Yes, nobody loves me.

Nobody seems to care.

Speaking of worries and troubles, I

do know I've had my share.

And before the stones came on, would be their old friends, the Icantina Turner Review.

Here come old flat top, he comes grooming up slowly.

He's got two

eyeballs.

He won't hold

The ticket prices would also be double those of normal gigs, and the stones would take the majority of it, where previously they'd get a flat fee or a very small percentage of the doors.

This time they were getting a very large percentage of the ticket price, with a large guaranteed minimum, and they were getting paid 50% of that guaranteed minimum in advance to help them fund the tour.

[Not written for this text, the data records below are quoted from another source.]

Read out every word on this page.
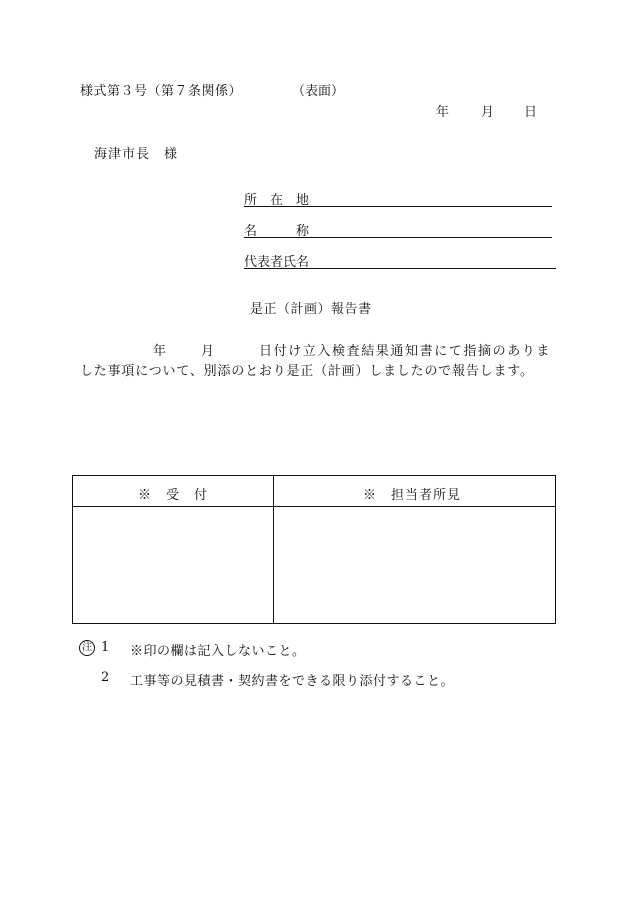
様式第３号（第７条関係）	（表面）
年 月 日
海津市長　様
所　在　地
名　　　称
代表者氏名
是正（計画）報告書
年	月	日付け立入検査結果通知書にて指摘のありま
した事項について、別添のとおり是正（計画）しましたので報告します。
※　受　付	※　担当者所見
注 1 ※印の欄は記入しないこと。
2 工事等の見積書・契約書をできる限り添付すること。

The group travelled to the US, and before the tour began, they spent time in LA finishing off the new album and rehearsing for the tour.

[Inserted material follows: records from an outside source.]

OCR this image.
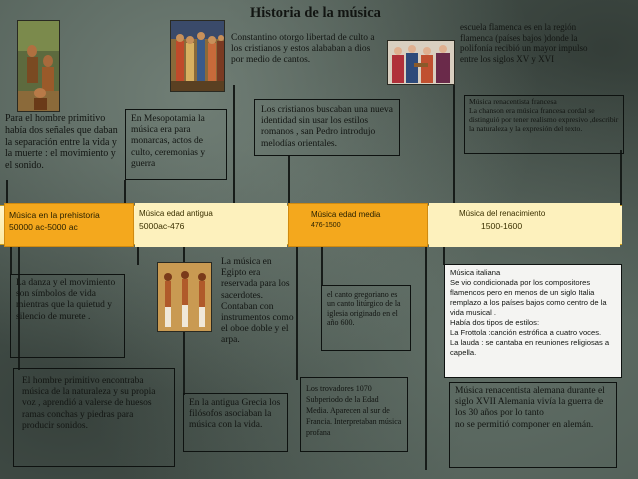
Historia de la música
Música en la prehistoria
50000 ac-5000 ac
Música edad antigua
5000ac-476
Música edad media
476-1500
Música del renacimiento
1500-1600
Para el hombre primitivo había dos señales que daban la separación entre la vida y la muerte : el movimiento y el sonido.
En Mesopotamia la música era para monarcas, actos de culto, ceremonias y guerra
Constantino otorgo libertad de culto a los cristianos y estos alababan a dios por medio de cantos.
Los cristianos buscaban una nueva identidad sin usar los estilos romanos , san Pedro introdujo melodías orientales.
escuela flamenca es en la región flamenca (países bajos )donde la polifonía recibió un mayor impulso entre los siglos XV y XVI
Música renacentista francesa
La chanson era música francesa cordal se distinguió por tener realismo expresivo ,describir la naturaleza y la expresión del texto.
La danza y el movimiento son símbolos de vida mientras que la quietud y silencio de murete .
La música en Egipto era reservada para los sacerdotes. Contaban con instrumentos como el oboe doble y el arpa.
el canto gregoriano es un canto litúrgico de la iglesia originado en el año 600.
Música italiana
Se vio condicionada por los compositores flamencos pero en menos de un siglo Italia remplazo a los países bajos como centro de la vida musical .
Había dos tipos de estilos:
La Frottola :canción estrófica a cuatro voces.
La lauda : se cantaba en reuniones religiosas a capella.
El hombre primitivo encontraba música de la naturaleza y su propia voz , aprendió a valerse de huesos ramas conchas y piedras para producir sonidos.
En la antigua Grecia los filósofos asociaban la música con la vida.
Los trovadores 1070 Subperiodo de la Edad Media. Aparecen al sur de Francia. Interpretaban música profana
Música renacentista alemana durante el siglo XVII Alemania vivía la guerra de los 30 años por lo tanto
no se permitió componer en alemán.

For the final sessions for what was to become Let It Bleed, the group brought in Leon Russell and Nikki Hopkins on piano, and a new addition, saxophone player Bobby Keys, who the group had first met five years earlier, but who would tour with the group, other than a short break in the mid-70s, for the next 45 years.

They also brought in a fiddle player recommended by Graham Parsons, Byron Berliner, for a country remake of Honky Tonk Women, retitled Country Hunk.

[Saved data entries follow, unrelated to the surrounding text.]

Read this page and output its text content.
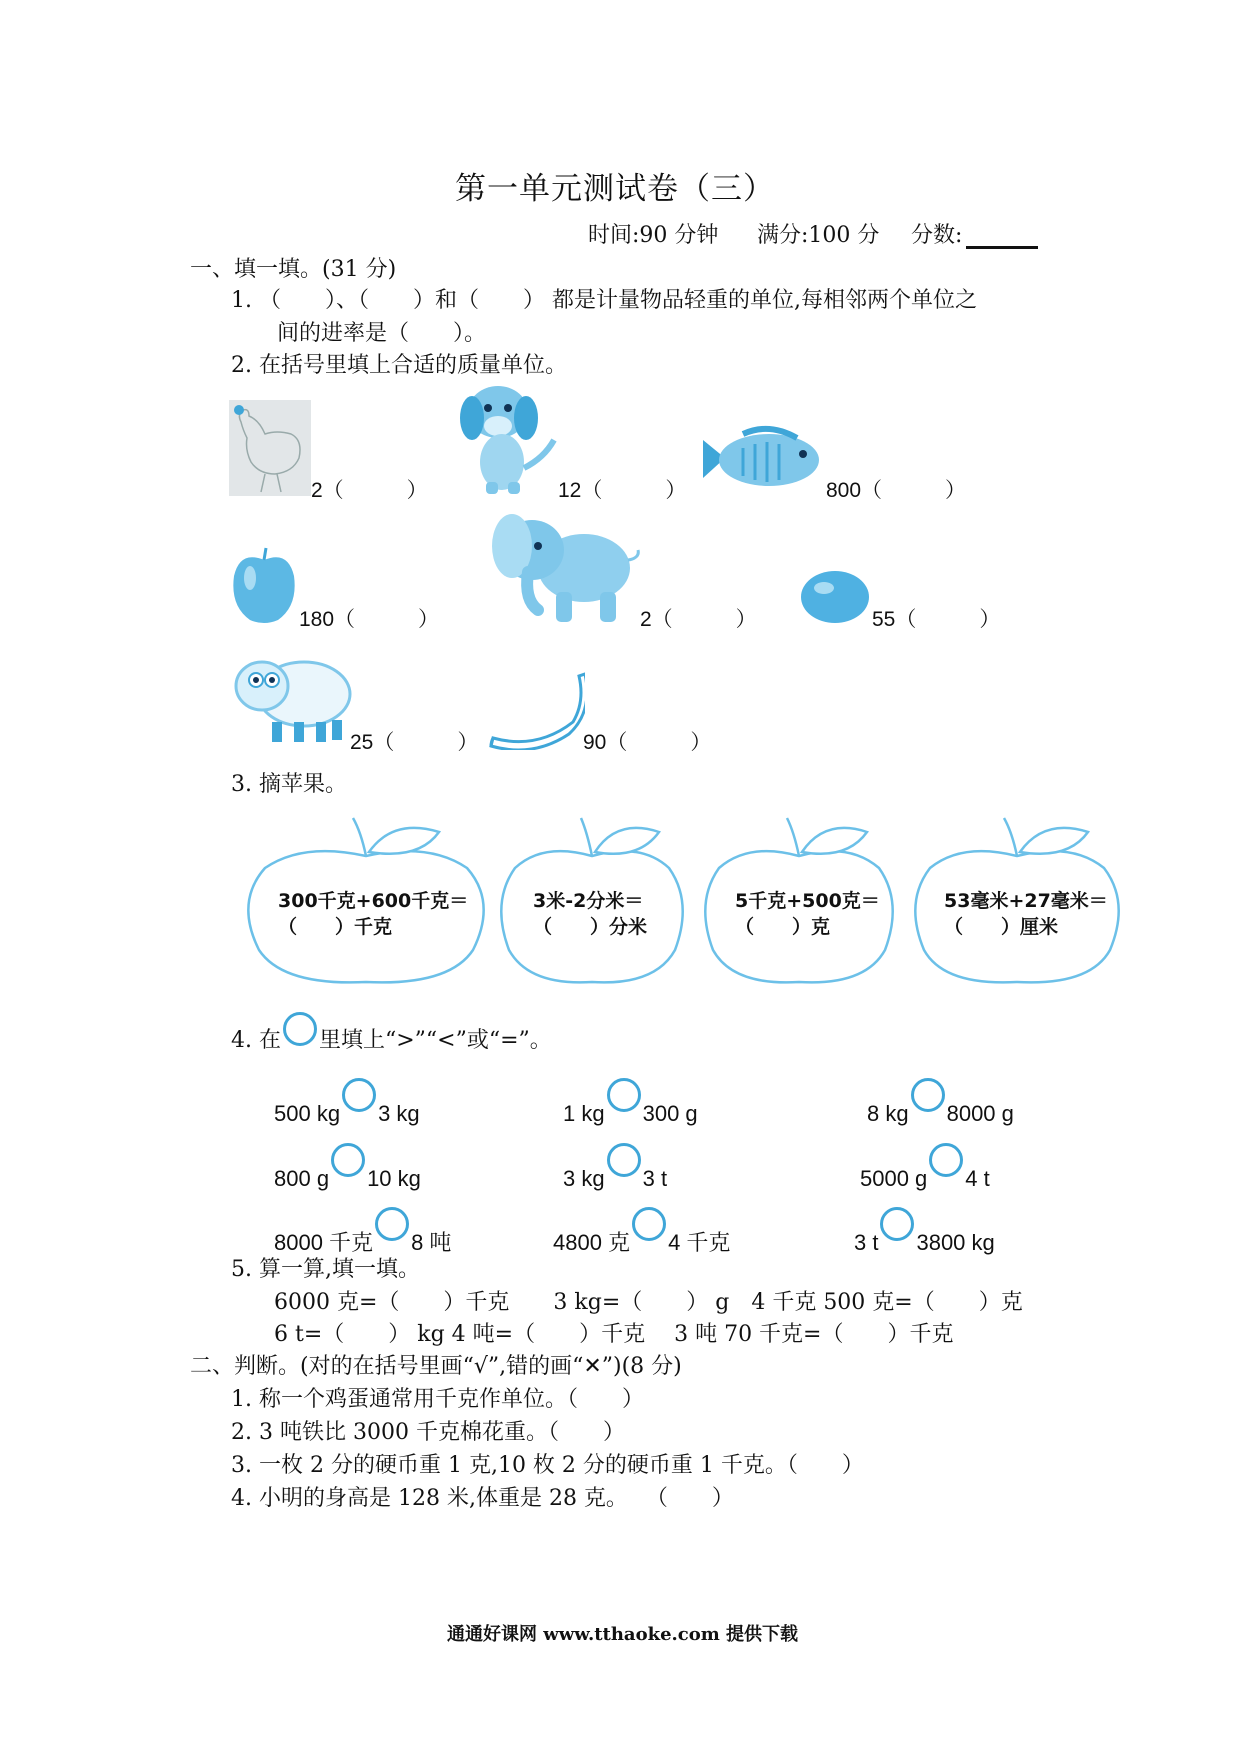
第一单元测试卷（三）
时间:90 分钟 满分:100 分 分数:
一、填一填。(31 分)
1. （　　）、（　　）和（　　） 都是计量物品轻重的单位,每相邻两个单位之
间的进率是（　　）。
2. 在括号里填上合适的质量单位。
2（　　　）	12（　　　）	800（　　　）
180（　　　）	2（　　　）	55（　　　）
25（　　　）	90（　　　）
3. 摘苹果。
300千克+600千克＝
（　　）千克
3米-2分米＝
（　　）分米
5千克+500克＝
（　　）克
53毫米+27毫米＝
（　　）厘米
4. 在 里填上“>”“<”或“=”。
500 kg 3 kg	1 kg 300 g	8 kg 8000 g
800 g 10 kg	3 kg 3 t	5000 g 4 t
8000 千克 8 吨	4800 克 4 千克	3 t 3800 kg
5. 算一算,填一填。
6000 克=（　　）千克　　3 kg=（　　） g　4 千克 500 克=（　　）克
6 t=（　　） kg 4 吨=（　　）千克　 3 吨 70 千克=（　　）千克
二、判断。(对的在括号里画“√”,错的画“✕”)(8 分)
1. 称一个鸡蛋通常用千克作单位。（　　）
2. 3 吨铁比 3000 千克棉花重。（　　）
3. 一枚 2 分的硬币重 1 克,10 枚 2 分的硬币重 1 千克。（　　）
4. 小明的身高是 128 米,体重是 28 克。　 （　　）
通通好课网 www.tthaoke.com 提供下载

But the main track they worked on was a song of Keith's they'd started back at the beginning of the year, one he'd written while stressed about the relationship between Jagger and Anita Pallenberg during the making of performance, and inspired by how sinister and manipulative he found Donald Camill, the director of the film and godson of Alistair Crowley, who Richards believed deliberately manipulated Jagger and Pallenberg into having sex.

That song, Gimme Shelter, would become the opening track of the album, and would also give the documentary that was being made about the tour its name.

The most distinctive aspect of the track, though, was one that was a last-minute inspiration.

Jimmy Miller got the idea that the song would work better as a duet with a female singer, and so at midnight, Mary Clayton found herself being woken up with a request that she come to the recording studio immediately, and she turned up still in her curlers.

Clayton was the suggestion of Jack Nitchy, who had worked with her many times before.

Clayton had started out as a backing vocalist for Bobby Darin seven years earlier, when she was only 14.

She had then been invited by her friend Billy Preston, who was at that time playing keyboards for Ray Charles, to join Charles's Raylettes.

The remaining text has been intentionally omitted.